Additionally, the film has a great humanity and moral exploration to it. It deals quite well with theme’s such as whether or not morality is a negotiation or an absolute, what the source of legitimate authority is,  the possibility of  morality apart from God, and of course the long pondered proposition of whether or not the ends justify the means. The thematic discourse in this film adds a level of seriousness to it that sets it apart from your average summer movie or comic book film.

Lastly, in a small but important point, I was pleased to see that BvS was the first Batman movie to give credit to Bill Finger. For those that don’t know, Bill Finger was the co-creator of Batman along with Bob Kane in 1939, * but was never given credit for his efforts in his lifetime. His contributions included the look of the Batman costume that endures until this day * and key contributions to the creation of the Joker and Robin. * Knowing about Bill and the raw deal he got for the important work he did on one of the most iconic characters (an old song in the comics industry), it was pleasant to see him get his due, if only posthumously.

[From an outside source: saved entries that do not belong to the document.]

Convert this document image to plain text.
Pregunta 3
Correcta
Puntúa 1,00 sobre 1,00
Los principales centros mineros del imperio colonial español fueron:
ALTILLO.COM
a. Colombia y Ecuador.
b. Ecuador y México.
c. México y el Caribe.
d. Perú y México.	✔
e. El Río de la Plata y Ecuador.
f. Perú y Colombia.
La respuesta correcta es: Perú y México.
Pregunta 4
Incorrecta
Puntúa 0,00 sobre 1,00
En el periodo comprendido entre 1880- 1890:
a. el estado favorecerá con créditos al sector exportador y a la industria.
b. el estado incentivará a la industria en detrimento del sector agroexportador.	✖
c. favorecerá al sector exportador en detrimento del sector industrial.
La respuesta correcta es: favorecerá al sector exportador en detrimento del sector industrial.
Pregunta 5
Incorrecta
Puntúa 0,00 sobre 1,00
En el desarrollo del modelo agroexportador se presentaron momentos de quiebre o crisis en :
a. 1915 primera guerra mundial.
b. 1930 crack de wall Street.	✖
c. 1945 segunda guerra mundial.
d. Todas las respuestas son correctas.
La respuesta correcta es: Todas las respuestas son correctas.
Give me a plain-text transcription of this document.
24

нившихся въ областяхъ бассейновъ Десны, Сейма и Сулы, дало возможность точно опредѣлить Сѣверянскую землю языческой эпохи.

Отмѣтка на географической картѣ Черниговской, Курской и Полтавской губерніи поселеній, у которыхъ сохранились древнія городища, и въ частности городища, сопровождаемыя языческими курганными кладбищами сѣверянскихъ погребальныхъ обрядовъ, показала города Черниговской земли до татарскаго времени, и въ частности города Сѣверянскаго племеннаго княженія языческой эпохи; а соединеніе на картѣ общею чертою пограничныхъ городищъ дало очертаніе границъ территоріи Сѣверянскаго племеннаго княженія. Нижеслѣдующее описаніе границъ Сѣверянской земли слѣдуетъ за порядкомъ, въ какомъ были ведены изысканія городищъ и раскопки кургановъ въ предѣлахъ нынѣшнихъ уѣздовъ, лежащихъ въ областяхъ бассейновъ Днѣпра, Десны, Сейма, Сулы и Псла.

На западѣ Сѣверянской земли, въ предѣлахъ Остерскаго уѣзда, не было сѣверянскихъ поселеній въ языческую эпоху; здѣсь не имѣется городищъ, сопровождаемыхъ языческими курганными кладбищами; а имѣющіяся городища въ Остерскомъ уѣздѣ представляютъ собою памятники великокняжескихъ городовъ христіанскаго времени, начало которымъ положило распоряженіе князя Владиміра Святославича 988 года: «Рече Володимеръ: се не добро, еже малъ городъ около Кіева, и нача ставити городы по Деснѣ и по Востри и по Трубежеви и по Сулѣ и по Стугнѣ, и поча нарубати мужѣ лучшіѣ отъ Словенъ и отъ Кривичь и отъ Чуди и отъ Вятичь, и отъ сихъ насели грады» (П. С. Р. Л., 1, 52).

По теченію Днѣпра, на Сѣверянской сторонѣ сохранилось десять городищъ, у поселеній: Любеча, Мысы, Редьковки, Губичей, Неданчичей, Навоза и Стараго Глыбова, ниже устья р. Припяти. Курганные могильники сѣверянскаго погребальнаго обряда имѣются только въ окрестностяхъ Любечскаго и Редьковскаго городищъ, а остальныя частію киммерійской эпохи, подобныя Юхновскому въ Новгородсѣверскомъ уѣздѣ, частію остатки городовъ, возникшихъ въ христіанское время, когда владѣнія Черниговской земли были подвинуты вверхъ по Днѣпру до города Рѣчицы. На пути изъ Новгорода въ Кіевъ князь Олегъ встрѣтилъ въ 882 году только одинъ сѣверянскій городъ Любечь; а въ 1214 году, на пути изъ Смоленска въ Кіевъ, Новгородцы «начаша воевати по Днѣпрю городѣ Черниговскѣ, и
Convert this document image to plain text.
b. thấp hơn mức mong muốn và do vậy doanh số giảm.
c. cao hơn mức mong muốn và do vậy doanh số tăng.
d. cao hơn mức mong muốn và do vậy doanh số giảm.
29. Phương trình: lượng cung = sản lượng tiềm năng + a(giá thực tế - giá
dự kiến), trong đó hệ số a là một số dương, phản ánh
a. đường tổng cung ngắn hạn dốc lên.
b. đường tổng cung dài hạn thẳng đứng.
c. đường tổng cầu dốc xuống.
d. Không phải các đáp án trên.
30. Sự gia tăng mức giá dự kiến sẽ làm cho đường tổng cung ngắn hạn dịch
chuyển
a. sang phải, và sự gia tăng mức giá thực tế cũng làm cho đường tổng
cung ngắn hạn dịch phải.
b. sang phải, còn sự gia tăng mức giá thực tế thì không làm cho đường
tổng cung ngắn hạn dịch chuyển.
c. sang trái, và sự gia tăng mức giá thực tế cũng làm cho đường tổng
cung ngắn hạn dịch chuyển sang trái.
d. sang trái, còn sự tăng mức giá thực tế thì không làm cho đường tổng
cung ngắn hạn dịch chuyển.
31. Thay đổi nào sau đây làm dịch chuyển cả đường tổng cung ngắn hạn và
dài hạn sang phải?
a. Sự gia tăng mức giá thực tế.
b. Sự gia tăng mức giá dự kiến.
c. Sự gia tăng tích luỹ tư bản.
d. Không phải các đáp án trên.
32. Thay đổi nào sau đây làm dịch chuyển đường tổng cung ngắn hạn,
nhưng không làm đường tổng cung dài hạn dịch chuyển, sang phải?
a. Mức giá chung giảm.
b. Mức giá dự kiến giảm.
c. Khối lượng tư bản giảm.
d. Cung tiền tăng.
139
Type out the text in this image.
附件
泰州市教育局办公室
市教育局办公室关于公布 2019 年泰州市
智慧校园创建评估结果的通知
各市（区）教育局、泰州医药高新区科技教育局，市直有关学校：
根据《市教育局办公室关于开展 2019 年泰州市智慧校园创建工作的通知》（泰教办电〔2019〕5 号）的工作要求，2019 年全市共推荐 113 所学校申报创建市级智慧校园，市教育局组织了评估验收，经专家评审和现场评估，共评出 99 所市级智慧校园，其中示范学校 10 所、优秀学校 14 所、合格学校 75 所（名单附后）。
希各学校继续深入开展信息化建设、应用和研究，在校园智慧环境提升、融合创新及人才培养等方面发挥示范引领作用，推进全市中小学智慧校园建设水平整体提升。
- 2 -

In conclusion, I highly recommend Batman v Superman: Dawn of Justice. It is a thrilling film that holds one’s attention despite its length, its production values are largely top-notch, its story was well crafted and interesting, it was thought provoking and even emotionally evocative, and its lesser parts aren’t strong enough to overwhelm the excellence of the rest of the film. This is easily one of the best films I’ve seen in months and I think this could show that the DC film franchise to has the potential to be every bit as good as the successful Marvel one. I give it a four out of five.